THE good news for Josh Strauss and Willem Nel is that, barring injuries, they will surely achieve their ambition of playing international rugby and doing so in the World Cup. The good news for the international game itself is that they may be among the last players to qualify to do so on only three years of residence in a country for which they are not otherwise qualified.
The International Board is reviewing the qualification criteria, and should decide that three years is too short a time to make a South African a Scot and such like. For my part, I hope they also decide that a single grandparent is not enough to qualify someone to play for a country in which he wasn’t born.
Of course Scotland, like every other country, makes the best use possible of the regulations relating to qualification, and we will be happy to see Strauss and Nel in a Scotland jersey, the two New Zealand recruits John Hardie and Hugh Blake likewise. Plenty of incomers have done very well for Scotland and become popular figures. Nevertheless, it will still jar with some if Strauss and Nel are in the Scotland team against South Africa, when they will be playing against the country of their birth, which till three years ago they must have hoped to represent.
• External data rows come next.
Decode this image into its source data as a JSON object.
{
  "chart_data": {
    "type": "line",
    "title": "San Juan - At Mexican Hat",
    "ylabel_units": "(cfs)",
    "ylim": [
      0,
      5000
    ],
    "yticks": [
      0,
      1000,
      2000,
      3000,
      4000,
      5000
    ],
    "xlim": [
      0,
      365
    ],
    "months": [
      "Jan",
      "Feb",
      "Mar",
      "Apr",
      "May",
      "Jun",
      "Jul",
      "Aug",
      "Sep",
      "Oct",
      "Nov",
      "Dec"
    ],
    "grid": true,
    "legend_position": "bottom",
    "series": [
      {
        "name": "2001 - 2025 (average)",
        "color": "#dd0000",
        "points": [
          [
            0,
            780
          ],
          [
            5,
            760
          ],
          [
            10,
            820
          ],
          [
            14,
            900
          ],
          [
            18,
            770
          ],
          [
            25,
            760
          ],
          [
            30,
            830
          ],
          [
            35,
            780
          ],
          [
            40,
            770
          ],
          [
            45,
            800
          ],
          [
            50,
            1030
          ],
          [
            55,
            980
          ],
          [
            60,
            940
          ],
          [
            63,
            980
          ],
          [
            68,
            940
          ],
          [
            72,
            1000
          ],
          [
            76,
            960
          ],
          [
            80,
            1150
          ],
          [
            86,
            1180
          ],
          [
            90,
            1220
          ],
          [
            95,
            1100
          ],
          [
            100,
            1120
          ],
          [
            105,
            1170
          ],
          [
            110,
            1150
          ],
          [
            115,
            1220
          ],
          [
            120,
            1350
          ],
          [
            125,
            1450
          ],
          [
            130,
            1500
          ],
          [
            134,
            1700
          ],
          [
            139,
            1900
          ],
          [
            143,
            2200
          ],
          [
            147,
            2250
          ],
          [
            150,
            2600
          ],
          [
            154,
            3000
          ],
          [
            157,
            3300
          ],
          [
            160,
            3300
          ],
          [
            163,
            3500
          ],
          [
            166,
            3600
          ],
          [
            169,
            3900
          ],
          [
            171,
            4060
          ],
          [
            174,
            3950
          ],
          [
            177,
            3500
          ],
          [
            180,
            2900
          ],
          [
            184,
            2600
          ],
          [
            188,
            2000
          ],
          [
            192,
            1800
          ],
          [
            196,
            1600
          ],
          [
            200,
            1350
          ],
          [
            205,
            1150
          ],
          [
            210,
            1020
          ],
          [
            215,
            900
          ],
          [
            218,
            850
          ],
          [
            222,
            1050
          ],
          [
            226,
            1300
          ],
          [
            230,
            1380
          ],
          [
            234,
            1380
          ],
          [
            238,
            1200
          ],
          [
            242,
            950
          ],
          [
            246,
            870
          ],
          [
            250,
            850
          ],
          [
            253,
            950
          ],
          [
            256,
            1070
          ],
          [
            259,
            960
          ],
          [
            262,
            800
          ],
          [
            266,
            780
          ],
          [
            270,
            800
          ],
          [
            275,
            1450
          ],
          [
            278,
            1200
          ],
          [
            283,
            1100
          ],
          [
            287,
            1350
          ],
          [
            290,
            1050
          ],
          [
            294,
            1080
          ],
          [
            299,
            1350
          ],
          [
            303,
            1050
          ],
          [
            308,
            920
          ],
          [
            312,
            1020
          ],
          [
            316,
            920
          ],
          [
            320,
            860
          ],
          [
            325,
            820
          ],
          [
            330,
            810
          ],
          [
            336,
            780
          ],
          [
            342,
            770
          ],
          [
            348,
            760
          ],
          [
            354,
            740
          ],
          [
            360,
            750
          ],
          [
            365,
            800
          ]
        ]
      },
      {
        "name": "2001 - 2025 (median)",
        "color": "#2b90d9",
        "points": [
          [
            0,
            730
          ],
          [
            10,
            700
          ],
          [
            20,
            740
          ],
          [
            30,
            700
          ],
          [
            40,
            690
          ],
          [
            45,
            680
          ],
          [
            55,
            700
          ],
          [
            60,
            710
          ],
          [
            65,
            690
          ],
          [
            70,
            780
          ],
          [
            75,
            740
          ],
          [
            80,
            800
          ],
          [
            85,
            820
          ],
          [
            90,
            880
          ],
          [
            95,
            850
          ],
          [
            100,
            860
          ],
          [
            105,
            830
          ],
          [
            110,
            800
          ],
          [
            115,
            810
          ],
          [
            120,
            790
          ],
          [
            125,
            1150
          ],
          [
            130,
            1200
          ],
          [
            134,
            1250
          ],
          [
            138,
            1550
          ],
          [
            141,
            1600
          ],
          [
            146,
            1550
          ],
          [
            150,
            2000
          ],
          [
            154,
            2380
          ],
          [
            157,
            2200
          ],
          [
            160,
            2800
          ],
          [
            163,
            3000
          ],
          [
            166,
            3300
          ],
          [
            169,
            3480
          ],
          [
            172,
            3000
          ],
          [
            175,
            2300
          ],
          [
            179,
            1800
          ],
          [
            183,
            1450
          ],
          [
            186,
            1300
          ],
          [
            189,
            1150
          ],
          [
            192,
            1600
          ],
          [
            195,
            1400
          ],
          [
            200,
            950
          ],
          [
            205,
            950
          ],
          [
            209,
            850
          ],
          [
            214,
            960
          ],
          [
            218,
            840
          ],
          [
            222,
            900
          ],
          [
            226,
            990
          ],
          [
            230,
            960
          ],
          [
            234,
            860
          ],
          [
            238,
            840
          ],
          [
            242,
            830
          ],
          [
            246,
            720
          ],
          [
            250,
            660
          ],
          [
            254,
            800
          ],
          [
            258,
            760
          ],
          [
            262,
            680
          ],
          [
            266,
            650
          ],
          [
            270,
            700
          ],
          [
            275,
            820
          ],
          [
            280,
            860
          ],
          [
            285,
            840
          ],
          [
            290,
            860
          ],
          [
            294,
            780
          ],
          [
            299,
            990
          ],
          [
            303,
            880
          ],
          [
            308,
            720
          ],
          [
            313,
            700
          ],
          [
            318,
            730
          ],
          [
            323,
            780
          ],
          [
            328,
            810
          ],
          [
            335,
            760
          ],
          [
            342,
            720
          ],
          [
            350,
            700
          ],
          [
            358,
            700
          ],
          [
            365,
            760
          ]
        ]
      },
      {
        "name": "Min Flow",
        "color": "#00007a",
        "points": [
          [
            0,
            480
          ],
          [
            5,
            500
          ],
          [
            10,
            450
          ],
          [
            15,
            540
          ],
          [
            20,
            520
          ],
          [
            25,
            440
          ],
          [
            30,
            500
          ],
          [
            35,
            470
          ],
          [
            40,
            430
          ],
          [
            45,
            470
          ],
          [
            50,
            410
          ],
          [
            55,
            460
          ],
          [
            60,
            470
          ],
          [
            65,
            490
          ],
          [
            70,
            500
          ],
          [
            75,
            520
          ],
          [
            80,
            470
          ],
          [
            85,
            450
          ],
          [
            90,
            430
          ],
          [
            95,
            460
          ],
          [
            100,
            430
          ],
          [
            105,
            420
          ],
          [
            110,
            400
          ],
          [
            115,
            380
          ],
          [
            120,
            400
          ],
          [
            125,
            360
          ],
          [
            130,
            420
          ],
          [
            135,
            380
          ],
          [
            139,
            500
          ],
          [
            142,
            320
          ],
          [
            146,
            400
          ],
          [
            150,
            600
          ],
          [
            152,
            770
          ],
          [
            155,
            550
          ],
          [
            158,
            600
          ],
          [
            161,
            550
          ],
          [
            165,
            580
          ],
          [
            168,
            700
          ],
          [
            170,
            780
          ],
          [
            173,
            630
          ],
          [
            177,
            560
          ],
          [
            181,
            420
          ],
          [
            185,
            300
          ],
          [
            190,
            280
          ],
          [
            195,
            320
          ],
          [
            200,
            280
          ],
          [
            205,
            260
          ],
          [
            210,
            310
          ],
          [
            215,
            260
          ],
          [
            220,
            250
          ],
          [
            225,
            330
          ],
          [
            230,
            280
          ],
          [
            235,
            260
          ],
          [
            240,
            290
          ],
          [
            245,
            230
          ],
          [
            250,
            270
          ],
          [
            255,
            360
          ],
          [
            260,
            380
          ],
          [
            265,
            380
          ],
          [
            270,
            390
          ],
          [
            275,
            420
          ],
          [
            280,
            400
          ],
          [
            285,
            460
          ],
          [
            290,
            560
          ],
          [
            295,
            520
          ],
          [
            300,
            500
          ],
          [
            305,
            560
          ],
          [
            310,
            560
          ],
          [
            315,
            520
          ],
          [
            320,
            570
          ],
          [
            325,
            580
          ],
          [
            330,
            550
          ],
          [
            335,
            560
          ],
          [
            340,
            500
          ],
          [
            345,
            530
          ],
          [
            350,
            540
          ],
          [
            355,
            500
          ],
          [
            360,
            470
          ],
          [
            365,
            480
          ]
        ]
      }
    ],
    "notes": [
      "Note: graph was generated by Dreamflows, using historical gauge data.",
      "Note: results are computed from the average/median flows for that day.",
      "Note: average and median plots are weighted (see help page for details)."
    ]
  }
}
Vern Cotter’s selection for today’s match in Turin is evidently the next step in a weeding-out process. Only seven or eight of the starting XV can be sure of finding a place in his 31-man World Cup squad. Moreover, it’s not till the return match at Murrayfield – sorry, BT Murrayfield – that we are likely to see something like his first-choice team in action. One assumes that as many of that XV who are deemed fit will play then. Even if, as is likely, Sean Maitland, Mark Bennett and Alex Dunbar are not yet ready to return to the fray, it’s significant that Stuart Hogg, Tommy Seymour, Finn Russell, Greig Laidlaw and Jonny Gray haven’t been included in either of the first two warm-up games.
Today’s match may be primarily a warm-up, but I would reckon that this time the result is every bit as important as the performance. For one thing, registering a seventh consecutive defeat would be somewhat demoralising. We are already ranked as low as 12 in the world; so Cotter’s teams really have to start winning – for their own peace of mind and morale as much as anything.
Italy have some good backs now and have been playing a more expansive game. Nevertheless their strength still lies up front and their most effective attacking weapon remains the driving or rolling maul. We learned that to our cost in last season’s Six Nations.
Defending a well-organised maul legally is very difficult, but quite a few teams seem to manage it better than Scotland. We conceded another try from a maul in Dublin last week when Sean Cronin went over the line rather too easily. Unless you try the ploy of not engaging, so that no maul is formed – a ploy that requires you to trust the referee – you have to disrupt it and knock it back before it has properly formed, and do this so vigorously that it doesn’t have time to re-group. This is much easier said than done.
What is certain is that we concede too many tries to the maul. Of course, teams have few opportunities to maul close to your line if you don’t concede penalties which can be kicked into touch near the five-metre mark. Last week in Dublin we gave away a string of penalties in the first half-hour, one reason why we took so long to get into the match.
Elsewhere there’s a fascinating return France-England match in Paris. Last week the English backs outshone the French ones while the French forwards mostly had the upper hand. It used often to be the other way round. One has the impression that Stuart Lancaster probably has a clearer idea of his best side than Philippe St-André has of his. But there’s nothing new about that. That wayward genius, Freddie Michalak, a veteran of the 2003 World Cup, makes yet another comeback. His opposite number, George Ford, was still at primary school when Michalak was first capped. Michalak must have made as many “last appearances” as Frank Sinatra or the Rolling Stones.
France are still missing their captain, Thierry Dusautoir, the man who all but drove them to what would have been a deserved victory in the final of the last World Cup in New Zealand. France that day were arguably the victim of some rather timid refereeing.
The French have been in the doldrums for a few years now, but I would still reckon that they have as good a chance as any of the Six Nations of lifting the trophy. They’ve beaten the All Blacks in the last two World Cups staged in the northern hemisphere.